Quelques recommandations sont proposées aux développeurs de telles applications, dont quelquesunes tout à fait pertinentes dans le domaine des applications vétérinaires également : impliquer des professionnels dans le développement des applications, former à leur utilisation et améliorer la qualité du contenu [4].

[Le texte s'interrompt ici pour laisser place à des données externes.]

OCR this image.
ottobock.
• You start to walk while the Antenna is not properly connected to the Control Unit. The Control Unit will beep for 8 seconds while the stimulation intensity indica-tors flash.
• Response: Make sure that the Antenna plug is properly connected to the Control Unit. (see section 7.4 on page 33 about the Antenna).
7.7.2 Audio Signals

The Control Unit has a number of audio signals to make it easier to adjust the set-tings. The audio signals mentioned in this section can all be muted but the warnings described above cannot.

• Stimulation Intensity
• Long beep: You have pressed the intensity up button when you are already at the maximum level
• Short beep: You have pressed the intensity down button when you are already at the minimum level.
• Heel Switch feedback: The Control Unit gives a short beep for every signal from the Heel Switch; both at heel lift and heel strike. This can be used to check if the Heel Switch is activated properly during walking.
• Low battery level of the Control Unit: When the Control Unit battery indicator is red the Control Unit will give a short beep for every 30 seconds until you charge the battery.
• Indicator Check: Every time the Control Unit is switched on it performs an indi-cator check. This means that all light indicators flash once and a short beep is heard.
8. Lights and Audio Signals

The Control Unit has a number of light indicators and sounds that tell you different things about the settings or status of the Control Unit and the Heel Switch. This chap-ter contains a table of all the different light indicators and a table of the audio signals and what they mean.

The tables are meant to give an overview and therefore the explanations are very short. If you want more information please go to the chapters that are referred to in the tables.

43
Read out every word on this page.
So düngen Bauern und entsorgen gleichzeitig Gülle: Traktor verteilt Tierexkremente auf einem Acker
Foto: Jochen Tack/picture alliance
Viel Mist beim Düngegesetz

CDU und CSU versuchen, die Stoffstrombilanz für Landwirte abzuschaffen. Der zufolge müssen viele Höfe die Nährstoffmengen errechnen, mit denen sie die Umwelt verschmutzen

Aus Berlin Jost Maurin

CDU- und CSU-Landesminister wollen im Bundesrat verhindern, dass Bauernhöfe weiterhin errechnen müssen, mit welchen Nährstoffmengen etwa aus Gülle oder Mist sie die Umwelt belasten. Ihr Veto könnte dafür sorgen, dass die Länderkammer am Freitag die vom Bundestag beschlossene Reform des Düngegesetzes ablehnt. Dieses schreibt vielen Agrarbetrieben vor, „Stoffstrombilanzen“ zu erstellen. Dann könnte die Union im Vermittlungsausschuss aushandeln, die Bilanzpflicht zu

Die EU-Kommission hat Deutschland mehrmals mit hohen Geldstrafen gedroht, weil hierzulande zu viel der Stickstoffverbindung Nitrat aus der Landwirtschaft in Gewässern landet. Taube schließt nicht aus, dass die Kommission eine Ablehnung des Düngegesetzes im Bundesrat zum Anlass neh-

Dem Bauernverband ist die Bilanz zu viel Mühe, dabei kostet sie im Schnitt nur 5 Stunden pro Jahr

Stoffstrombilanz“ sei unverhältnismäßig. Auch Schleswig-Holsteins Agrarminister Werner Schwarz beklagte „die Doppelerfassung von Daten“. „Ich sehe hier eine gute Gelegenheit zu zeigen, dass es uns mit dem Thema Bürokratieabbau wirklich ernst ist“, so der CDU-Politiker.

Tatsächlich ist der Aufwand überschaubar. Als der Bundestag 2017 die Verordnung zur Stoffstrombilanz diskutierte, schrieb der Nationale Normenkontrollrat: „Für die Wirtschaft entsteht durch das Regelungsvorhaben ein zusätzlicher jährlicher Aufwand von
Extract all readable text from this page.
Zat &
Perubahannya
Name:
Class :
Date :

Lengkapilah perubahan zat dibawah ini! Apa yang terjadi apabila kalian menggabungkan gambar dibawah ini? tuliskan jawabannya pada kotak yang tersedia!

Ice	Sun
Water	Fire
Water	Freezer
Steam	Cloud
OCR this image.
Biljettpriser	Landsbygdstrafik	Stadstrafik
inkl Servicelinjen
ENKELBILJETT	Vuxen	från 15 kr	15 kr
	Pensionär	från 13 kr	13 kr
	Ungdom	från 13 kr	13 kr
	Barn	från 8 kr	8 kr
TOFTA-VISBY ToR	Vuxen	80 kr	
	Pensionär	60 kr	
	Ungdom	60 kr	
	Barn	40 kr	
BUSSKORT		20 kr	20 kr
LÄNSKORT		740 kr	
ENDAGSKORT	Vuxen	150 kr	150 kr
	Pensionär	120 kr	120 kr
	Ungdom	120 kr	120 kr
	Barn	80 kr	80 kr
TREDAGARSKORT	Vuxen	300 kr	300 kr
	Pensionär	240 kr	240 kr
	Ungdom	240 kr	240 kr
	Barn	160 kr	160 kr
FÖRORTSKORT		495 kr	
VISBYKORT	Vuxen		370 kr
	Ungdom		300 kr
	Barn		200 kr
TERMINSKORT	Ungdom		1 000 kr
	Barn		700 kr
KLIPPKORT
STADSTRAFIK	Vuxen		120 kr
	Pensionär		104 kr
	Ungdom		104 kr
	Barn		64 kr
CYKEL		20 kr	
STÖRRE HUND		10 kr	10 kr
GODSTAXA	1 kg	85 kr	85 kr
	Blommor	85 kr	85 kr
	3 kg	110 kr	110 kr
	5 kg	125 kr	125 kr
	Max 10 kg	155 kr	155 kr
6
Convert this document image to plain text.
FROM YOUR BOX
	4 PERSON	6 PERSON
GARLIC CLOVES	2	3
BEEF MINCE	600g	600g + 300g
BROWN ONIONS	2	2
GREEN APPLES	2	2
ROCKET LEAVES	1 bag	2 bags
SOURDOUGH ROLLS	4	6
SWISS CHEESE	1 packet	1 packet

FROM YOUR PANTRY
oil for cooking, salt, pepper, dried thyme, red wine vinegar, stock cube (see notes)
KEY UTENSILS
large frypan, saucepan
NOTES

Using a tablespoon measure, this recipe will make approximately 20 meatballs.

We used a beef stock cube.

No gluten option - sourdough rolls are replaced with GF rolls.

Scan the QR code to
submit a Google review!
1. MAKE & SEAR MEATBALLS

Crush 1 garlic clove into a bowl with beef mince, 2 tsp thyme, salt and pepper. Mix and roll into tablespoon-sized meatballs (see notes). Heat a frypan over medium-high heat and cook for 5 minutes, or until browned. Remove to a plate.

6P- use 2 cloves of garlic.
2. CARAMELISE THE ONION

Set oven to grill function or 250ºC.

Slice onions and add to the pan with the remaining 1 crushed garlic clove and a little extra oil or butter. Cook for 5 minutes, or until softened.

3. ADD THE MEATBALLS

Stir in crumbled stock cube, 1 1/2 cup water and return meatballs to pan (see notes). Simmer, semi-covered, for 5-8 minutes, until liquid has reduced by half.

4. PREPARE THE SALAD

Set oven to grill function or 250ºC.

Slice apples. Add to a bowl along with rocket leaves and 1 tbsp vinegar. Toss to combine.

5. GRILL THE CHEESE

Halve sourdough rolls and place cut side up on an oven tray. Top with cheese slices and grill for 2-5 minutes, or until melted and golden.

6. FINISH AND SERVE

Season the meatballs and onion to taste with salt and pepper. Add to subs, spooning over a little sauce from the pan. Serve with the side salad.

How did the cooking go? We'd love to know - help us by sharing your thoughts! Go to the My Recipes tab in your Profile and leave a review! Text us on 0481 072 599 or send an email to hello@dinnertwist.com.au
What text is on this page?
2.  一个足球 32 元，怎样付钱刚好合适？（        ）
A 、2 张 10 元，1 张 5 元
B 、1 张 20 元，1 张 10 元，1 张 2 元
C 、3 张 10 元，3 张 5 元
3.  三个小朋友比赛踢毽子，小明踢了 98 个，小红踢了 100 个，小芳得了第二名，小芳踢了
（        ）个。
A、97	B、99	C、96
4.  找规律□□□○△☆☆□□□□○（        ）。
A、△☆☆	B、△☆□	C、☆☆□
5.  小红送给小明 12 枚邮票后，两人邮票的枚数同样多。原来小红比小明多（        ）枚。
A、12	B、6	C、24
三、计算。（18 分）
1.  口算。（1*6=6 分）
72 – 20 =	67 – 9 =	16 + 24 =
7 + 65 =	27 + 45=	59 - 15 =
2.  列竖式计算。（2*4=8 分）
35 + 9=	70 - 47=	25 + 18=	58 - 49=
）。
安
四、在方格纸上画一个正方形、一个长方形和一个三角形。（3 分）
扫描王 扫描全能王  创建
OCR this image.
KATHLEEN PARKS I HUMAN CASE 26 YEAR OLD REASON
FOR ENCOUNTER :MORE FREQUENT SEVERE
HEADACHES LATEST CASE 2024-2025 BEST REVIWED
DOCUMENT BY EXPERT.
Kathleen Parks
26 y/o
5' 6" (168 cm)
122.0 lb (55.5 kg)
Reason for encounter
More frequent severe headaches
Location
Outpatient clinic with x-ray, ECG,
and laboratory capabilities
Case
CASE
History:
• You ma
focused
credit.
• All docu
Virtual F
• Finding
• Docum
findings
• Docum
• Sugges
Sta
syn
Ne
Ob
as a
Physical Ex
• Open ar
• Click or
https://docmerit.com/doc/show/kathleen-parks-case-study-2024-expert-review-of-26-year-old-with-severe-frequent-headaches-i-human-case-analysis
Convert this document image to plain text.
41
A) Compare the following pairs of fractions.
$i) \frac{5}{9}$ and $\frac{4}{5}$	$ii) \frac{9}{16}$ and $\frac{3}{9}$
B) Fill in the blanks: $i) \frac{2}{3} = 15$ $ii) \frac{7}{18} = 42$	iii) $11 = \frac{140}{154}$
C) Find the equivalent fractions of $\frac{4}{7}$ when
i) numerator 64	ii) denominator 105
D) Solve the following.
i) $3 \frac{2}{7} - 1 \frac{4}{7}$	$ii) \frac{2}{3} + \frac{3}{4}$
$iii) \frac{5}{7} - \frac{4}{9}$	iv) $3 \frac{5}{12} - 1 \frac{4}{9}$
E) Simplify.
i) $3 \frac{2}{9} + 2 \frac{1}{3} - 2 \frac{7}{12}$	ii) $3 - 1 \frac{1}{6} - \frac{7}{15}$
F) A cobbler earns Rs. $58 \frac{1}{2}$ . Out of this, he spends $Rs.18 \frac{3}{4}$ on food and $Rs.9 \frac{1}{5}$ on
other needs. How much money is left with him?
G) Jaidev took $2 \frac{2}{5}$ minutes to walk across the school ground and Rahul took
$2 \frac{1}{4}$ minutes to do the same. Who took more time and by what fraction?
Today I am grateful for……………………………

Conflit d’intérêts : Aucun
Ce travail met en évidence la marge de progression possible concernant le développement d’applications mobiles vétérinaires. Ces outils numériques offrent des avantages indéniables au personnel de santé, en médecine humaine ou vétérinaire, comme l’accès aux informations, l’amélioration de la démarche diagnostique et de l’efficacité clinique, et la facilitation de la gestion des données. Il reste néanmoins des défis à surmonter pour que ces outils répondent aux attentes des vétérinaires : sécurisation des données, exactitude et vérification des informations, accessibilité au réseau internet, coût, visibilité, etc. Le développement d’une offre de service telle que l’audit et l’intérêt pédagogique pour l’éleveur sont également deux paramètres recherchés par les vétérinaires ruraux. Cependant, le manque de visibilité de ces applications, la nécessité d’une connexion au réseau internet pour certaines, le manque de praticité et de fiabilité et le coût sont des freins à leur usage aux yeux des vétérinaires interrogés, qui rapportent également un manque de confiance quant à la sécurité des données ainsi qu’un manque d’offres réellement intéressantes en pratique. Un système d’évaluation officiel et/ou l’implication de professionnels de manière systématique dans leur développement pourraient augmenter la confiance des professionnels dans ces nouveaux outils. Par ailleurs, afin d’augmenter la visibilité et la maîtrise de telles applications, il pourrait être intéressant de développer un catalogue tenu régulièrement à jour, voire de proposer des formations pour les étudiants, mais aussi pour les vétérinaires déjà en exercice. En effet, de nouvelles applications ne cessent d’arriver sur le marché chaque année. Enfin, le décalage entre les attentes des vétérinaires et l’offre réellement présente sur le marché en termes de catégories d’applications est une piste pour les développeurs afin de répondre réellement à la demande.